Dominik se entregava todas as noites, entregava o corpo, a alma, a inteligência arrogante, o orgulho a um homem com vinte e cinco anos a mais, que dava nome ao seu canivete. Nome de mulher. Nome de mulher gostosa, segundo ele. E não havia noite em que ele se conformasse com isso. Mas o nome do canivete nunca importou muito quando as mãos bruscas de Erwin o levantavam e rasgavam a camisa de cetim, fazendo os botões se espalharem e rolarem pelo chão. Quando Erwin puxava a calça dele sem abrir qualquer botão, tamanha era a urgência, e quando o empurrava contra a parede e o xingava de qualquer coisa baixa, palavras que Dominik jamais usaria, mas na boca de Erwin soavam tão quentes naquele bafo de fumo, como ele poderia se importar com qualquer coisa além daquela boca suja? Daquelas mãos imundas?

Pensava na boca suja e nas mãos imundas até quando elas estavam distantes. Passava a lâmina fina da faca pela pele delicada da batata em sua mão e sorria.

Erwin não perguntou por que ele sorria. E não precisava olhar para o lado para saber que o que Dominik tinha na boca era um sorriso da sacanagem mais fina, de primeira qualidade. Cuspiu de novo.

-O que vai acontecer quando vocês forem embora? Para outro porto, digo.

-O que é que tem?

Dominik encarou o rosto dele por muito mais tempo do que planejava. Perdeu-se na pele grosseira, na cicatriz que marcava a bochecha esquerda de Erwin, o bigode malfeito e a barba que começava a crescer no queixo e pelo maxilar, que ele coçava de vez em quando. Quando se deu conta de que olhava demais, abaixou os olhos para a batata. E riu. Nunca havia descascado uma batata na vida.

-Eu vou te ver de novo?

-Não sei nem se eu vou ter comida na mesa amanhã, não me faça essas perguntas idiotas.

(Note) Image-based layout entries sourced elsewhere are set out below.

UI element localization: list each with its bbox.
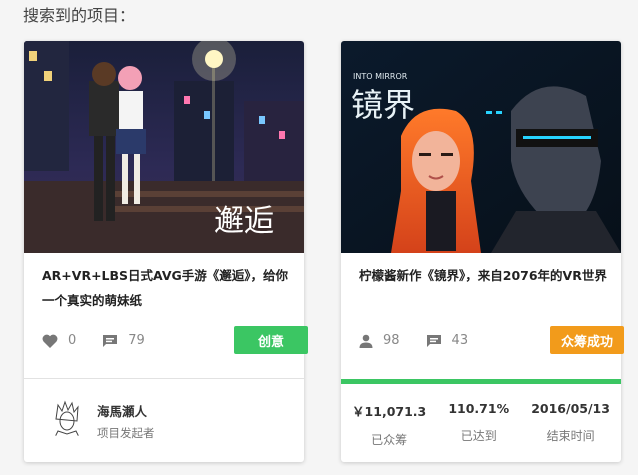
- comment-icon: [103, 334, 118, 347]
- comments-stat[interactable]: 43: [426, 333, 469, 348]
- creator-name[interactable]: 海馬瀬人: [97, 401, 147, 420]
- cover-title-text: 邂逅: [214, 204, 274, 239]
- category-tag[interactable]: 创意: [234, 326, 308, 354]
- end-date-stat: 2016/05/13 结束时间: [531, 401, 610, 448]
- funding-stats: ￥11,071.3 已众筹 110.71% 已达到 2016/05/13 结束时…: [341, 401, 621, 448]
- heart-icon: [42, 334, 58, 348]
- comments-stat[interactable]: 79: [102, 333, 145, 348]
- raised-stat: ￥11,071.3 已众筹: [352, 401, 426, 448]
- end-date-label: 结束时间: [546, 429, 595, 443]
- search-results-heading: 搜索到的项目：: [23, 6, 136, 25]
- end-date-value: 2016/05/13: [531, 401, 610, 416]
- raised-amount: ￥11,071.3: [352, 404, 427, 419]
- project-cover-image[interactable]: INTO MIRROR 镜界: [341, 41, 621, 253]
- project-title[interactable]: AR+VR+LBS日式AVG手游《邂逅》，给你一个真实的萌妹纸: [42, 263, 292, 313]
- comments-count: 43: [451, 333, 469, 348]
- percent-label: 已达到: [460, 429, 497, 443]
- backers-stat[interactable]: 98: [359, 333, 400, 348]
- raised-label: 已众筹: [371, 433, 408, 447]
- avatar[interactable]: [46, 397, 88, 439]
- likes-count: 0: [68, 333, 77, 348]
- backers-count: 98: [383, 333, 400, 348]
- project-card-into-mirror[interactable]: INTO MIRROR 镜界 柠檬酱新作《镜界》，来自2076年的VR世界 98…: [341, 41, 624, 462]
- percent-value: 110.71%: [448, 401, 510, 416]
- percent-stat: 110.71% 已达到: [448, 401, 509, 448]
- comments-count: 79: [128, 333, 145, 348]
- user-icon: [359, 334, 373, 348]
- funding-progress-bar: [341, 379, 621, 384]
- cover-subtitle-text: INTO MIRROR: [353, 72, 408, 81]
- comment-icon: [426, 334, 441, 347]
- creator-role: 项目发起者: [97, 426, 155, 440]
- likes-stat[interactable]: 0: [42, 333, 76, 348]
- project-card-encounter[interactable]: 邂逅 AR+VR+LBS日式AVG手游《邂逅》，给你一个真实的萌妹纸 0 79 …: [24, 41, 308, 462]
- funding-progress-fill: [341, 379, 621, 384]
- project-cover-image[interactable]: 邂逅: [24, 41, 304, 253]
- project-title[interactable]: 柠檬酱新作《镜界》，来自2076年的VR世界: [359, 263, 609, 288]
- cover-title-text: 镜界: [351, 86, 415, 124]
- divider: [24, 378, 304, 379]
- status-badge[interactable]: 众筹成功: [550, 326, 624, 354]
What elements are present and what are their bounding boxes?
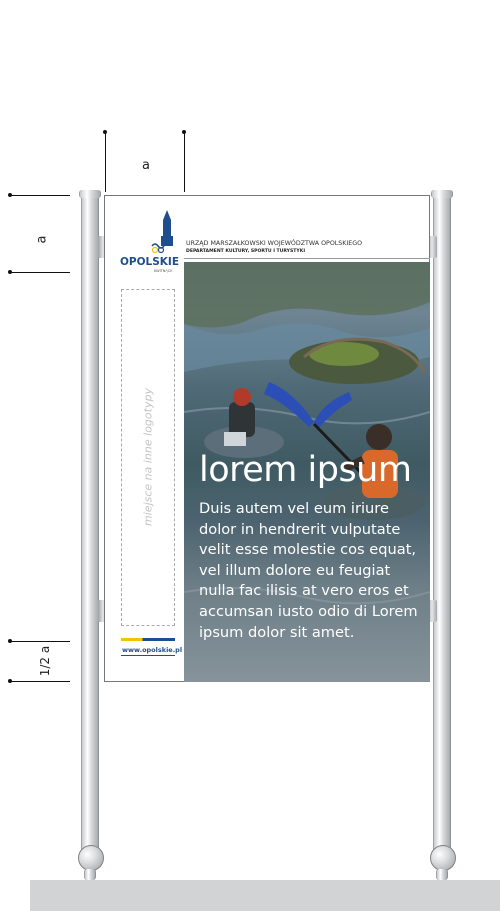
dimension-label-side: a [34,235,50,244]
header-organization: URZĄD MARSZAŁKOWSKI WOJEWÓDZTWA OPOLSKIE… [186,240,363,247]
right-post-foot [436,869,448,880]
dimension-line-top-left [105,132,106,192]
ground [30,880,500,911]
header-divider [184,258,430,259]
dimension-dot [8,679,12,683]
header-department: DEPARTAMENT KULTURY, SPORTU I TURYSTYKI [186,249,306,254]
dimension-line-top-right [184,132,185,192]
dimension-dot [103,130,107,134]
right-post-cap [431,190,453,198]
left-post-cap [79,190,101,198]
dimension-dot [8,270,12,274]
footer-url: www.opolskie.pl [122,646,183,654]
poster-title: lorem ipsum [199,450,412,490]
dimension-line-side-bottom [10,272,70,273]
logo: OPOLSKIE KWITNĄCE [118,210,180,276]
footer-accent-bar [121,638,175,641]
poster-body-text: Duis autem vel eum iriure dolor in hendr… [199,500,418,641]
right-post [433,196,451,856]
left-post [81,196,99,856]
left-post-foot [84,869,96,880]
left-post-base [78,845,104,871]
logo-name: OPOLSKIE [120,256,180,268]
dimension-line-half-top [10,641,70,642]
logo-tagline: KWITNĄCE [154,269,173,273]
dimension-label-top: a [142,158,150,173]
logo-placeholder-label: miejsce na inne logotypy [141,388,155,526]
footer-underline [121,655,175,656]
dimension-line-side-top [10,195,70,196]
dimension-dot [182,130,186,134]
right-post-base [430,845,456,871]
dimension-line-half-bottom [10,681,70,682]
dimension-dot [8,639,12,643]
dimension-label-half: 1/2 a [38,645,53,677]
dimension-dot [8,193,12,197]
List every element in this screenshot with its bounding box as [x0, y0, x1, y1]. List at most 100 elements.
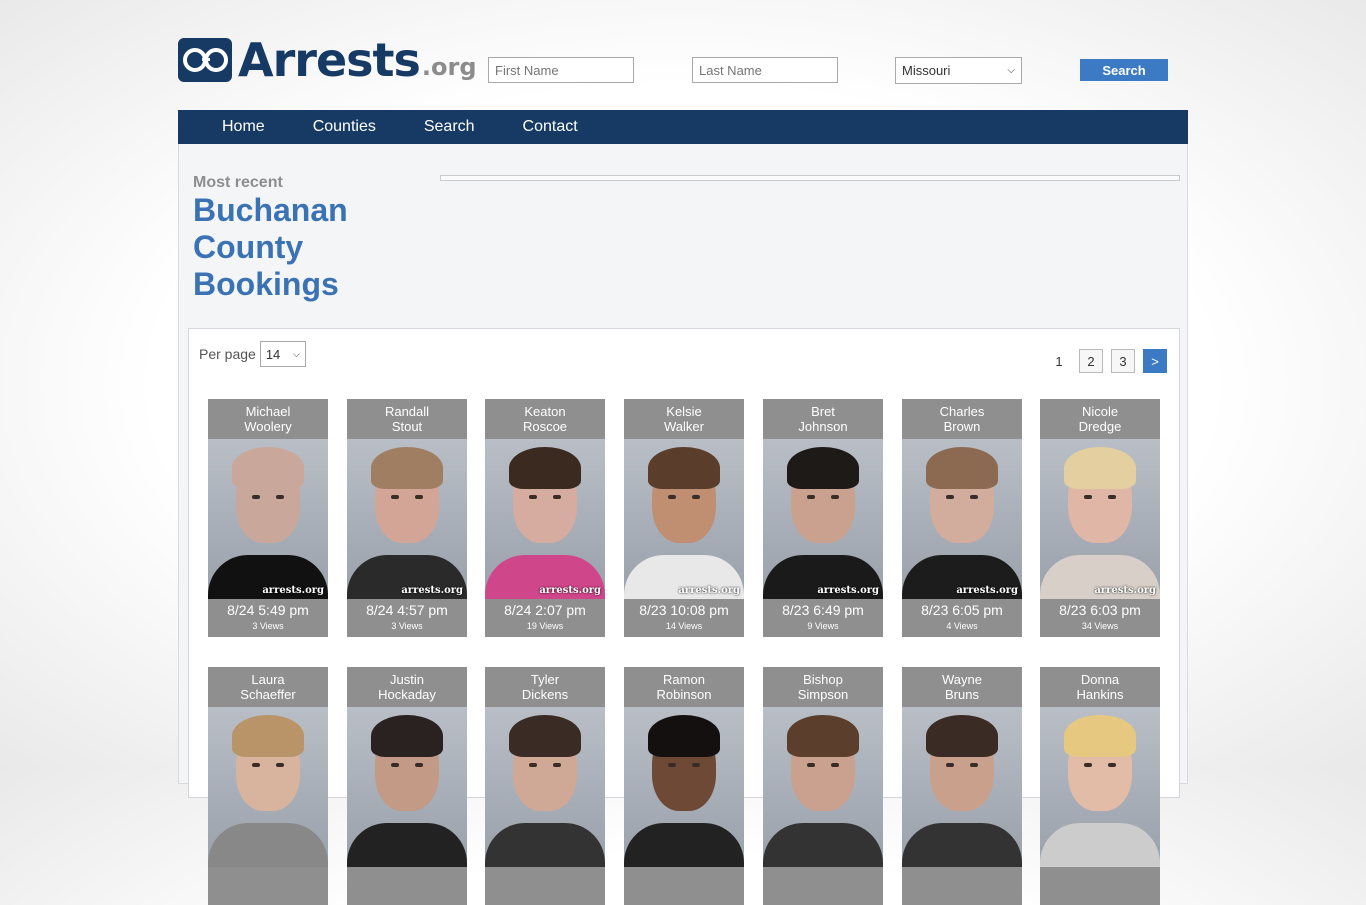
page-3-link[interactable]: 3	[1111, 349, 1135, 373]
page-2-link[interactable]: 2	[1079, 349, 1103, 373]
booking-card[interactable]: Keaton Roscoe arrests.org 8/24 2:07 pm 19 Vi…	[485, 399, 605, 637]
handcuffs-logo-icon	[178, 38, 232, 82]
booking-name[interactable]: Ramon Robinson	[624, 667, 744, 707]
last-name: Johnson	[798, 419, 848, 434]
watermark: arrests.org	[817, 585, 879, 596]
chevron-down-icon: ⌵	[1007, 65, 1015, 76]
view-count: 9 Views	[807, 621, 839, 631]
booking-name[interactable]: Kelsie Walker	[624, 399, 744, 439]
last-name: Stout	[391, 419, 423, 434]
booking-date: 8/23 10:08 pm	[639, 602, 729, 618]
state-select-value: Missouri	[902, 63, 951, 78]
page-title: Buchanan County Bookings	[193, 192, 393, 303]
booking-card[interactable]: Tyler Dickens	[485, 667, 605, 905]
booking-name[interactable]: Donna Hankins	[1040, 667, 1160, 707]
nav-search[interactable]: Search	[400, 110, 499, 144]
mugshot-photo[interactable]: arrests.org	[1040, 439, 1160, 599]
booking-date: 8/24 4:57 pm	[366, 602, 448, 618]
first-name: Keaton	[524, 404, 566, 419]
search-button[interactable]: Search	[1080, 59, 1168, 81]
page-title-line: Buchanan	[193, 192, 348, 228]
ad-placeholder	[440, 175, 1180, 181]
last-name-input[interactable]	[692, 57, 838, 83]
page-1: 1	[1055, 353, 1063, 369]
booking-card[interactable]: Bishop Simpson	[763, 667, 883, 905]
booking-name[interactable]: Michael Woolery	[208, 399, 328, 439]
booking-name[interactable]: Keaton Roscoe	[485, 399, 605, 439]
mugshot-photo[interactable]	[1040, 707, 1160, 867]
page-title-line: Bookings	[193, 266, 339, 302]
booking-card[interactable]: Justin Hockaday	[347, 667, 467, 905]
last-name: Roscoe	[522, 419, 568, 434]
chevron-down-icon: ⌵	[293, 348, 300, 359]
booking-card[interactable]: Bret Johnson arrests.org 8/23 6:49 pm 9 View…	[763, 399, 883, 637]
mugshot-photo[interactable]: arrests.org	[902, 439, 1022, 599]
booking-card[interactable]: Laura Schaeffer	[208, 667, 328, 905]
mugshot-photo[interactable]: arrests.org	[624, 439, 744, 599]
booking-card[interactable]: Kelsie Walker arrests.org 8/23 10:08 pm 14 V…	[624, 399, 744, 637]
first-name: Wayne	[942, 672, 982, 687]
mugshot-photo[interactable]	[347, 707, 467, 867]
last-name: Robinson	[656, 687, 712, 702]
booking-card[interactable]: Charles Brown arrests.org 8/23 6:05 pm 4 Vie…	[902, 399, 1022, 637]
first-name: Ramon	[663, 672, 705, 687]
last-name: Schaeffer	[240, 687, 296, 702]
view-count: 14 Views	[665, 621, 703, 631]
booking-name[interactable]: Randall Stout	[347, 399, 467, 439]
next-page-button[interactable]: >	[1143, 349, 1167, 373]
watermark: arrests.org	[262, 585, 324, 596]
mugshot-photo[interactable]	[485, 707, 605, 867]
nav-contact[interactable]: Contact	[499, 110, 602, 144]
booking-card[interactable]: Donna Hankins	[1040, 667, 1160, 905]
booking-name[interactable]: Laura Schaeffer	[208, 667, 328, 707]
last-name: Woolery	[244, 419, 292, 434]
booking-name[interactable]: Tyler Dickens	[485, 667, 605, 707]
booking-card[interactable]: Ramon Robinson	[624, 667, 744, 905]
first-name: Laura	[251, 672, 285, 687]
per-page-label: Per page	[199, 346, 256, 362]
booking-date: 8/23 6:03 pm	[1059, 602, 1141, 618]
state-select[interactable]: Missouri ⌵	[895, 57, 1022, 84]
mugshot-photo[interactable]: arrests.org	[763, 439, 883, 599]
nav-counties[interactable]: Counties	[289, 110, 400, 144]
first-name: Bishop	[803, 672, 843, 687]
booking-card[interactable]: Randall Stout arrests.org 8/24 4:57 pm 3 Vie…	[347, 399, 467, 637]
mugshot-photo[interactable]	[624, 707, 744, 867]
pagination: 1 2 3 >	[1039, 349, 1167, 373]
booking-card[interactable]: Michael Woolery arrests.org 8/24 5:49 pm 3 V…	[208, 399, 328, 637]
most-recent-label: Most recent	[193, 174, 283, 191]
first-name: Bret	[811, 404, 835, 419]
view-count: 4 Views	[946, 621, 978, 631]
per-page-select[interactable]: 14 ⌵	[259, 341, 306, 367]
first-name: Randall	[384, 404, 430, 419]
booking-card[interactable]: Nicole Dredge arrests.org 8/23 6:03 pm 34 Vi…	[1040, 399, 1160, 637]
logo-text: Arrests	[238, 33, 421, 87]
view-count: 19 Views	[526, 621, 564, 631]
first-name-input[interactable]	[488, 57, 634, 83]
mugshot-photo[interactable]: arrests.org	[347, 439, 467, 599]
first-name: Charles	[939, 404, 985, 419]
booking-name[interactable]: Wayne Bruns	[902, 667, 1022, 707]
mugshot-photo[interactable]	[902, 707, 1022, 867]
watermark: arrests.org	[539, 585, 601, 596]
nav-home[interactable]: Home	[178, 110, 289, 144]
first-name: Kelsie	[666, 404, 702, 419]
mugshot-photo[interactable]: arrests.org	[485, 439, 605, 599]
view-count: 34 Views	[1081, 621, 1119, 631]
booking-card[interactable]: Wayne Bruns	[902, 667, 1022, 905]
last-name: Walker	[664, 419, 704, 434]
first-name: Justin	[390, 672, 424, 687]
booking-name[interactable]: Bishop Simpson	[763, 667, 883, 707]
watermark: arrests.org	[678, 585, 740, 596]
booking-name[interactable]: Charles Brown	[902, 399, 1022, 439]
page: Arrests .org Missouri ⌵ Search Home Coun…	[178, 0, 1188, 905]
booking-name[interactable]: Bret Johnson	[763, 399, 883, 439]
last-name: Brown	[943, 419, 981, 434]
view-count: 3 Views	[252, 621, 284, 631]
booking-name[interactable]: Nicole Dredge	[1040, 399, 1160, 439]
site-logo[interactable]: Arrests .org	[178, 33, 477, 87]
mugshot-photo[interactable]: arrests.org	[208, 439, 328, 599]
booking-name[interactable]: Justin Hockaday	[347, 667, 467, 707]
mugshot-photo[interactable]	[763, 707, 883, 867]
mugshot-photo[interactable]	[208, 707, 328, 867]
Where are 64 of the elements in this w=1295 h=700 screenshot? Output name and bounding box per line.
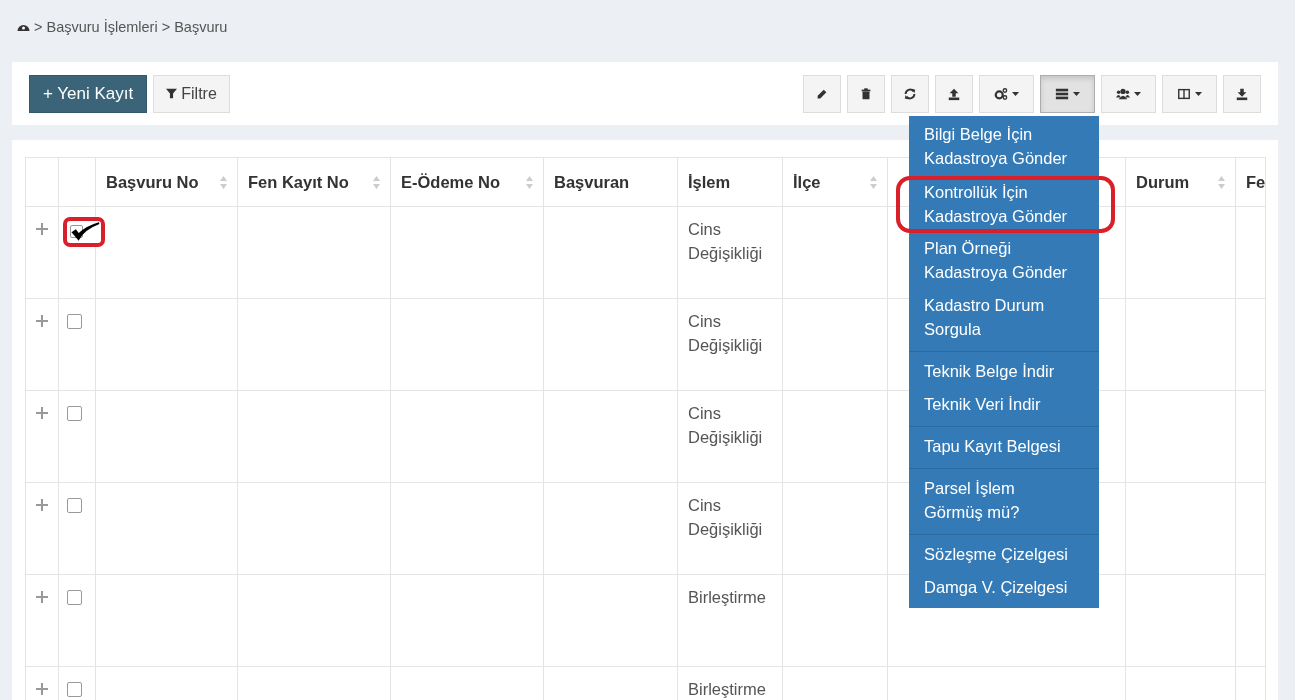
menu-item[interactable]: Sözleşme Çizelgesi: [909, 538, 1099, 572]
breadcrumb-link[interactable]: Başvuru: [174, 19, 228, 35]
breadcrumb-separator: >: [161, 19, 171, 35]
caret-icon: [1195, 91, 1202, 96]
row-checkbox[interactable]: [63, 217, 105, 247]
row-checkbox[interactable]: [67, 590, 82, 605]
download-icon: [1235, 86, 1249, 101]
dropdown-button[interactable]: [1040, 74, 1095, 113]
expand-icon[interactable]: [36, 591, 48, 603]
row-checkbox[interactable]: [67, 498, 82, 513]
table-cell: Cins Değişikliği: [688, 220, 763, 262]
toolbar-button[interactable]: [803, 74, 841, 113]
sort-icon[interactable]: [526, 175, 533, 189]
table-cell: Birleştirme: [688, 588, 766, 606]
menu-item[interactable]: Tapu Kayıt Belgesi: [909, 430, 1099, 464]
menu-item[interactable]: Kontrollük İçin Kadastroya Gönder: [896, 175, 1115, 233]
toolbar-button[interactable]: [891, 74, 929, 113]
toolbar-button[interactable]: [847, 74, 885, 113]
menu-item[interactable]: Damga V. Çizelgesi: [909, 571, 1099, 605]
menu-item[interactable]: Plan Örneği Kadastroya Gönder: [909, 232, 1099, 290]
menu-item[interactable]: Bilgi Belge İçin Kadastroya Gönder: [909, 118, 1099, 176]
column-header[interactable]: İlçe: [793, 172, 821, 192]
expand-icon[interactable]: [36, 407, 48, 419]
columns-icon: [1177, 86, 1191, 101]
menu-item[interactable]: Teknik Belge İndir: [909, 355, 1099, 389]
dropdown-button[interactable]: [979, 74, 1034, 113]
sort-icon[interactable]: [870, 175, 877, 189]
table-cell: Cins Değişikliği: [688, 312, 763, 354]
menu-item[interactable]: Kadastro Durum Sorgula: [909, 289, 1099, 347]
column-header[interactable]: Durum: [1136, 172, 1190, 192]
table-cell: Birleştirme: [688, 680, 766, 698]
table-cell: Cins Değişikliği: [688, 496, 763, 538]
expand-icon[interactable]: [36, 315, 48, 327]
column-header[interactable]: İşlem: [688, 172, 731, 192]
dropdown-button[interactable]: [1162, 74, 1217, 113]
gears-icon: [994, 86, 1008, 101]
toolbar-button[interactable]: [1223, 74, 1261, 113]
caret-icon: [1073, 91, 1080, 96]
caret-icon: [1134, 91, 1141, 96]
table-cell: Cins Değişikliği: [688, 404, 763, 446]
expand-icon[interactable]: [36, 223, 48, 235]
users-icon: [1116, 86, 1130, 101]
menu-item[interactable]: Parsel İşlem Görmüş mü?: [909, 472, 1099, 530]
sort-icon[interactable]: [373, 175, 380, 189]
sort-icon[interactable]: [1218, 175, 1225, 189]
breadcrumb-link[interactable]: Başvuru İşlemleri: [46, 19, 158, 35]
filter-icon: [166, 88, 178, 99]
row-checkbox[interactable]: [67, 682, 82, 697]
caret-icon: [1012, 91, 1019, 96]
expand-icon[interactable]: [36, 683, 48, 695]
dropdown-button[interactable]: [1101, 74, 1156, 113]
menu-item[interactable]: Teknik Veri İndir: [909, 388, 1099, 422]
new-record-button[interactable]: + Yeni Kayıt: [29, 74, 148, 113]
filter-button[interactable]: Filtre: [153, 74, 230, 113]
sort-icon[interactable]: [220, 175, 227, 189]
server-list-icon: [1055, 86, 1069, 101]
upload-icon: [947, 86, 961, 101]
trash-icon: [859, 86, 873, 101]
expand-icon[interactable]: [36, 499, 48, 511]
refresh-icon: [903, 86, 917, 101]
row-checkbox[interactable]: [67, 406, 82, 421]
row-checkbox[interactable]: [67, 314, 82, 329]
breadcrumb-separator: >: [34, 19, 43, 35]
toolbar-button[interactable]: [935, 74, 973, 113]
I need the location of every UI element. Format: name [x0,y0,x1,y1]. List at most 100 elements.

Cuspiu de novo. Coçou o queixo. Jogou a batata no balde.

-Mas você quer?

-O quê?

-Voltar.

-Eu nem fui ainda e tu me perguntas se eu quero voltar?

Dominik soltou um suspiro frustrado. No começo, pensava que Erwin era mesmo ignorante como se mostrava. Porque seus diálogos davam voltas e voltas e voltas sem chegar a lugar nenhum, palavras nunca deram certo entre os dois. Mas agora ele já sabia que as respostas ignorantes de Erwin não eram por falta de compreensão.

-Tá cortando mais batata do que tirando a casca, para de estragar minha comida.

A mão tremia na faca. Voltou o olhar brevemente para a mão habilidosa, apesar de cascuda, que passava Sally delicadamente pela casca fina e mantinha a batata intacta, exceto quando afundava demais os dedos. Não media força muito bem. Dominik fechou os olhos e contraiu os músculos do rosto para não deixar escapar nem um pingo de melancolia. A batata escapou de seus dedos delicados. Não respirava direito. Abaixou o rosto para que as mechas douradas cobrissem sua cara e ele pudesse aliviar a tensão. Havia esquecido que Erwin sabia de tudo que ele fazia e pensava sem precisar olhar.

Passou a língua pelos lábios devagar. E enfim, levantou a cabeça, ajeitando o cabelo, dentro da sua perfeição, com a mão livre. Levantou-se.

Erwin roncou baixo e separou um pouco as pernas, ajeitando-se no banquinho que era pequeno demais para seu corpo de 103kg de músculo. Dominik não percebeu o movimento. Folgava e apertava os dedos segurando a faca, encarando o último brilho de sol no mar que já não estava mais azul. Ao que virou para voltar para casa, ouviu uma tosse breve e a voz de Erwin, mais mansa do que esteve nas três semanas que passaram juntos.

-Um amor em cada porto, loira. É esse o combinado.